In my efforts to heal by B&B, my GP also suggested she test me for the MTHFR gene mutation, which I will do soon. It’s a common mutation but seriously damaging because those with it have a defective enzyme that can severely affect how well the body converts and assimilates folic acid (B9) — critical to every bodily function including tissue growth, DNA, heart, mental health, immune function and inflammation; hence thyroid regulation. Once again, unless requested, most standard tests don’t show what vitamins are active; rather, what’s in the system. Diagnosis is by simple local blood test and it can be easy to treat.

Supplements are given by way of folinic acid rather than standard folic acid (in lay terms a bioavailable form) and a methylated form of B12 — journalist Elisa Black wrote in her The Anxiety Book that having the right Bs has done wonders to her energy and health, and her anxiety is gone.

I went to see natural health practitioner Lucy Herron, co-founder of the nationwide Lucy Rose Clinic chain, which specialises in thyroid health. She gave me a slew of tests and a good solid education of what I’m dealing with and how I can assist my body.

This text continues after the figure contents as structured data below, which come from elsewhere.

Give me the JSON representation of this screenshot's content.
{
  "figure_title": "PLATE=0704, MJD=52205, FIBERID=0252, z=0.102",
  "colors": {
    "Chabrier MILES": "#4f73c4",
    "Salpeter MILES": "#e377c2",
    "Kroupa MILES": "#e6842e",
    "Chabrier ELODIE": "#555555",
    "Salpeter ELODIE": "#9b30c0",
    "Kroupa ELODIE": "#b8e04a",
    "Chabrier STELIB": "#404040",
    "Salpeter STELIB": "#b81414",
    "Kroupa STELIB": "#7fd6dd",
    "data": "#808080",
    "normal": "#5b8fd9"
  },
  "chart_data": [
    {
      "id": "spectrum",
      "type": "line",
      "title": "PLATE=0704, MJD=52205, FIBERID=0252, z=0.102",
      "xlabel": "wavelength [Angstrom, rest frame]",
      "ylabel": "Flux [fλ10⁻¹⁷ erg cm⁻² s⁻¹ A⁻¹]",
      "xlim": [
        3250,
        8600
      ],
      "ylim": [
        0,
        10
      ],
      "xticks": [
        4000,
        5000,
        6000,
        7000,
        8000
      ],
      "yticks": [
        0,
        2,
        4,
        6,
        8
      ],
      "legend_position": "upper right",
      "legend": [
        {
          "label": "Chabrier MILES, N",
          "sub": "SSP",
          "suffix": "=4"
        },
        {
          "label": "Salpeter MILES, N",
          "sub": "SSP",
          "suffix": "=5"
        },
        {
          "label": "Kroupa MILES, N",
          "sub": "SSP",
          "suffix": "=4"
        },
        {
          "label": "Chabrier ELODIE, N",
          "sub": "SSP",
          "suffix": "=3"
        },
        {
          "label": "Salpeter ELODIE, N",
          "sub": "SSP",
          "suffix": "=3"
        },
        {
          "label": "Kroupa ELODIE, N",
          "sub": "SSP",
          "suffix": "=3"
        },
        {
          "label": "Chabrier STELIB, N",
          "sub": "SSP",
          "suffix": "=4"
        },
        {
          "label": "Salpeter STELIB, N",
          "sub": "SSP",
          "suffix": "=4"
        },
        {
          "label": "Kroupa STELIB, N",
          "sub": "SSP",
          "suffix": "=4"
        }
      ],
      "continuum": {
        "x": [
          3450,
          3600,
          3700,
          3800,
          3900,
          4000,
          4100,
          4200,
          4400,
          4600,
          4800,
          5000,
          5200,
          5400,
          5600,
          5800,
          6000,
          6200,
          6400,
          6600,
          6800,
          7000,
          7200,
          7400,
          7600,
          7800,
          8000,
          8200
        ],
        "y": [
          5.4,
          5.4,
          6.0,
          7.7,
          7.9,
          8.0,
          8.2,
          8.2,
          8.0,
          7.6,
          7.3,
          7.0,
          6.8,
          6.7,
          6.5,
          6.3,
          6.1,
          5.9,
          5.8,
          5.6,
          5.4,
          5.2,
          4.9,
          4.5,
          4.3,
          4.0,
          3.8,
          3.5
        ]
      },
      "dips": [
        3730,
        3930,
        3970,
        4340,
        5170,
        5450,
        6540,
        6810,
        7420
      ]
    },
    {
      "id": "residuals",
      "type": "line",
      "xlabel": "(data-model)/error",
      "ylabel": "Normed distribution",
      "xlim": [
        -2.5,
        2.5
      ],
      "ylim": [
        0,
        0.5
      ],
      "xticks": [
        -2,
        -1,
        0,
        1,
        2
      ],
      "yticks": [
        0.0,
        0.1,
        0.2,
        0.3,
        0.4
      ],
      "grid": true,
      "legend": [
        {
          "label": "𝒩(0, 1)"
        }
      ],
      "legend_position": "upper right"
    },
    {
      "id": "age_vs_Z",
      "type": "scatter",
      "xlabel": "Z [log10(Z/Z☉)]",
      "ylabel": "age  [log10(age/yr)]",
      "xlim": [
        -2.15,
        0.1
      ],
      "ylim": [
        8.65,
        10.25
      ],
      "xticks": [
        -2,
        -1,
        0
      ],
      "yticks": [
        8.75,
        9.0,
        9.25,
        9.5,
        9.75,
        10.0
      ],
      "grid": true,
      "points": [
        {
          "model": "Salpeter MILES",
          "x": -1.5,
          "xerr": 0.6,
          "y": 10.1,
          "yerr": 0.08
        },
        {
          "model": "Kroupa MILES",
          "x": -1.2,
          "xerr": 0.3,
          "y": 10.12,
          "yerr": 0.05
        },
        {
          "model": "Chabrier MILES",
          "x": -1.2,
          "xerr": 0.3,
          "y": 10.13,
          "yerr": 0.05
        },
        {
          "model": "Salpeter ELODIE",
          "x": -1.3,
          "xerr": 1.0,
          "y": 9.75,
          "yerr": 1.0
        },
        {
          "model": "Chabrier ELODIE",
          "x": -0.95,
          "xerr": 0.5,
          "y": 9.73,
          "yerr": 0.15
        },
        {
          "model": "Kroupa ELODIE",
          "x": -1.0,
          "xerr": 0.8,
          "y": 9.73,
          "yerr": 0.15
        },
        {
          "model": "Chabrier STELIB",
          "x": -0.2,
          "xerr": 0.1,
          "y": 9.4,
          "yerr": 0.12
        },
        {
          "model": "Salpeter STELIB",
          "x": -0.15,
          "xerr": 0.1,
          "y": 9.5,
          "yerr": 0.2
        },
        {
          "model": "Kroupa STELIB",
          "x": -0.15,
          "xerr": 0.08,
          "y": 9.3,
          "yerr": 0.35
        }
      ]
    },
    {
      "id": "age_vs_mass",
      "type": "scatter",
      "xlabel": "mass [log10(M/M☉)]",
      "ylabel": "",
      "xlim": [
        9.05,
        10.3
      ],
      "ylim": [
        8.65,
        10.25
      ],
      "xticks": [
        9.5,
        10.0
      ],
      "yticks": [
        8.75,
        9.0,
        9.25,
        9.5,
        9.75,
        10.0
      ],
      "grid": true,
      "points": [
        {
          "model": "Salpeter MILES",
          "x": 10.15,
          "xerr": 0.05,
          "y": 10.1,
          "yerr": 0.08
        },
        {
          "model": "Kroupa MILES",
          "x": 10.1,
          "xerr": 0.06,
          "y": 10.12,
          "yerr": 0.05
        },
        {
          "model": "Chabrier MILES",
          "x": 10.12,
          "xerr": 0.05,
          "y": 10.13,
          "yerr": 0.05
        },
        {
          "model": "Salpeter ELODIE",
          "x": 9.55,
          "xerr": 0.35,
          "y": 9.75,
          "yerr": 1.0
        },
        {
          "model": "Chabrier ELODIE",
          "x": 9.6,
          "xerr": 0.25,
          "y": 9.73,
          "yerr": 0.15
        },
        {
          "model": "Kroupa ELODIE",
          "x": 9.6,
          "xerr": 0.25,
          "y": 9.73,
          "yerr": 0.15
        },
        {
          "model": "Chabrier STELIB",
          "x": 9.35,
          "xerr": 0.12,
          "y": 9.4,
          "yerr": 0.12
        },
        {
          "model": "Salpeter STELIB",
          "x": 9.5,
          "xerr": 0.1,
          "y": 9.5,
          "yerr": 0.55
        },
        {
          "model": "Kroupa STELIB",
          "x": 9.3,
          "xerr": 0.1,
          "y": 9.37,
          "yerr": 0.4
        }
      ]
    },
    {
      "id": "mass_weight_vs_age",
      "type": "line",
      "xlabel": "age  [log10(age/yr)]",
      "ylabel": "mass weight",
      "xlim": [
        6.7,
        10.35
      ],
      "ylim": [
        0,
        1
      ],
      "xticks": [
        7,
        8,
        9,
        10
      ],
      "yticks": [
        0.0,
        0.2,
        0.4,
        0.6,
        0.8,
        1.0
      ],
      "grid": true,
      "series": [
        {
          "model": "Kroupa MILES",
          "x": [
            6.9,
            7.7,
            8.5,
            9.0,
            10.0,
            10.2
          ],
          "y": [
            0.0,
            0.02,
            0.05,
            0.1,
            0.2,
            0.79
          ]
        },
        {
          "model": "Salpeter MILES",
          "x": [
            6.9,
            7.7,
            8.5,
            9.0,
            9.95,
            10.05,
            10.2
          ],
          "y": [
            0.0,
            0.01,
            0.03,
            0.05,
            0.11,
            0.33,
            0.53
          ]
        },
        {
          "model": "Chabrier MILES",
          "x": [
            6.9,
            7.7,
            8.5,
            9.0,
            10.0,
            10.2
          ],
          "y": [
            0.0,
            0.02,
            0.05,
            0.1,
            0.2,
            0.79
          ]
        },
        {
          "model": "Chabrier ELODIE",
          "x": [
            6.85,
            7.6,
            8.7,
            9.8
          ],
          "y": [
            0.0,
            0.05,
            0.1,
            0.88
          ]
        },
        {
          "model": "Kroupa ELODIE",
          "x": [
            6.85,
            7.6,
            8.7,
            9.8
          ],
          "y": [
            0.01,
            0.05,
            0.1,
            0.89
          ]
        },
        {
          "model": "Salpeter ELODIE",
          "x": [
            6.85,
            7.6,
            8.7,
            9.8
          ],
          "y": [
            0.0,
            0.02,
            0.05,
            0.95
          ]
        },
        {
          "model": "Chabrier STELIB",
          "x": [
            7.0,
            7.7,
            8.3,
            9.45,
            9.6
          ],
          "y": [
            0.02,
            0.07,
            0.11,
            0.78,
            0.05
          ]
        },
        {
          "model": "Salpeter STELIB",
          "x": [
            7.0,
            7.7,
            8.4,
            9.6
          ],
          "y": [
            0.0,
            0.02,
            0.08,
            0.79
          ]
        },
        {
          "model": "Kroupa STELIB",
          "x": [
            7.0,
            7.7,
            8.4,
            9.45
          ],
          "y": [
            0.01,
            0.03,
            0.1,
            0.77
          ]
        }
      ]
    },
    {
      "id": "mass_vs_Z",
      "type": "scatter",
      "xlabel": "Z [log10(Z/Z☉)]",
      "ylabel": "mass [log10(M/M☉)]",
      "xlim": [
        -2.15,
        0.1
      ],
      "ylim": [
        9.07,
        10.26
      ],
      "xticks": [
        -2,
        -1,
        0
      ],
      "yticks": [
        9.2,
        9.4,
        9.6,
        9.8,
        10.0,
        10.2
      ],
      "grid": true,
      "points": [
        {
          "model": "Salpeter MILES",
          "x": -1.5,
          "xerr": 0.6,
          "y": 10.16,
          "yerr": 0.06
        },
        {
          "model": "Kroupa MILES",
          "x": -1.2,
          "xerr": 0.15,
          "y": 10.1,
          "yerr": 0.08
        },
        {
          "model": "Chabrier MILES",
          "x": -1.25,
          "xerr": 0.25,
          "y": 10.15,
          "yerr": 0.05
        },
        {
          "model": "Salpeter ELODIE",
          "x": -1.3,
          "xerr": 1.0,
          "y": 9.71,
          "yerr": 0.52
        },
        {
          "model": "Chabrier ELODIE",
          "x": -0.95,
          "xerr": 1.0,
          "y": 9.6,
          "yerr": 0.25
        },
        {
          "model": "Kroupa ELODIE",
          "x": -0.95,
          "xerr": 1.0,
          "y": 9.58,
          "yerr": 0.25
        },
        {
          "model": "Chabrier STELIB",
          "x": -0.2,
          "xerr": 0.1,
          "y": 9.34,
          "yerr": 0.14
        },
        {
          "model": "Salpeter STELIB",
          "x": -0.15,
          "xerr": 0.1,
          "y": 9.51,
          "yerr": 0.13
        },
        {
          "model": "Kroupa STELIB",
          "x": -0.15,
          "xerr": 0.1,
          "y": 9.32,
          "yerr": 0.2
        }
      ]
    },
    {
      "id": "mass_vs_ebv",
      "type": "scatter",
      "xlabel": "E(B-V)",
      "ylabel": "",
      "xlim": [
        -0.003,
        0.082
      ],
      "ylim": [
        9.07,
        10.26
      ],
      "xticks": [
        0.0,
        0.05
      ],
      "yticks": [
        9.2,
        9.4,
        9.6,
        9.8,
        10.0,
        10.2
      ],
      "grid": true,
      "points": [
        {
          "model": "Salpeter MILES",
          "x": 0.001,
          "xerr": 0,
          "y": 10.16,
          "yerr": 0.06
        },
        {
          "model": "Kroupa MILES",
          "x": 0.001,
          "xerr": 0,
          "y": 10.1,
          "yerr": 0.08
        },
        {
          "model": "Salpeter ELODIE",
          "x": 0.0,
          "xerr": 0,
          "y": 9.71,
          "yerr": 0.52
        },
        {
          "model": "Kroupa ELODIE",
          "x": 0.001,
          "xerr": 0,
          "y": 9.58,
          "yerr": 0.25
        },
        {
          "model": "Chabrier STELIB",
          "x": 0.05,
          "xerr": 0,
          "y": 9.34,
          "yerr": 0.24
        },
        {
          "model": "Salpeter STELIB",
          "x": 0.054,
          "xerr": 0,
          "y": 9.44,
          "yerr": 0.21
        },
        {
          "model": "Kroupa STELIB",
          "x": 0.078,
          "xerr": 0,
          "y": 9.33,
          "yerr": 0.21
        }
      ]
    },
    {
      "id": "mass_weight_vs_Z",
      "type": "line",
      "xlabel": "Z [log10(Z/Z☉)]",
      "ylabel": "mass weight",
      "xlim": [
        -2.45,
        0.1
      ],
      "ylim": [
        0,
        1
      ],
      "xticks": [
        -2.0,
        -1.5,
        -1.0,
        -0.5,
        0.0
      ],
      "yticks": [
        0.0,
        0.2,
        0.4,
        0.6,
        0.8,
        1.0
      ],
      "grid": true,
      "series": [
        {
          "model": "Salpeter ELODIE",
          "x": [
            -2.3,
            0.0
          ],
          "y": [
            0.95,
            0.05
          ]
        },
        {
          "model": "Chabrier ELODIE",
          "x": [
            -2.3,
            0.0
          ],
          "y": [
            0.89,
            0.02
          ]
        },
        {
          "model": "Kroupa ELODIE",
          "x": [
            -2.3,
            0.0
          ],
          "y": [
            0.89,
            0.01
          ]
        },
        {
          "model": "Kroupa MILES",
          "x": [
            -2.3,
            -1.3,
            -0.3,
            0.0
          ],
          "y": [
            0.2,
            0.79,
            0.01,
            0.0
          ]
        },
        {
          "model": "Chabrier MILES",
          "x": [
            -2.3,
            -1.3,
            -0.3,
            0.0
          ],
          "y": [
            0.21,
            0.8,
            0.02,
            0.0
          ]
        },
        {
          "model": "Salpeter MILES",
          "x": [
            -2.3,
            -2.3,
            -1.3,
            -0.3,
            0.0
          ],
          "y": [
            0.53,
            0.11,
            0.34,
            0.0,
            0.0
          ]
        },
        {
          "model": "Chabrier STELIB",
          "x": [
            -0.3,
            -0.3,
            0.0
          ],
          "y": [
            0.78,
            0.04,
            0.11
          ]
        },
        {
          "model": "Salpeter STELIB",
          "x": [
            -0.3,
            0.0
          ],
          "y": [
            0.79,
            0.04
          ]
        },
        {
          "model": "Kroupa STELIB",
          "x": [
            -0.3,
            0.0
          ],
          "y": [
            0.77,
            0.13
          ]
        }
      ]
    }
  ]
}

Encouraged by her guidance I went to a conference with thyroid expert David Brownstein, award-winning US-based integrative medicine doctor who believes in prescribing high-dose iodine supplements after doing tests to determine the level of deficiency. His book Iodine: Why You Need It, Why You Can’t Live Without It has created controversy in the medical profession about possible side effects of too much iodine and iodide.

But Brownstein argues iodine is essential and the soil is an inadequate provider. And although it’s now out of fashion, in the early 1900s the Encyclopaedia Britannica described iodine as being “of definite value” for treatment of multiple conditions including asthma, aneurysm, bronchitis, syphilis, gout — albeit at a gobsmacking 100 times what we now consider safe.

A 24-hour urine load test proved I was significantly iodine deficient, another gammy precursor that needs fixing in the battle to achieving good health.

At the moment the verdict is out: it’s too soon to tell the results of my B&B explorations. But I feel healthy in my heart because I feel self-empowered over my body. No, girls, it’s not easy to get the answers — but at least we can start by asking some really great questions, which is where true healing begins.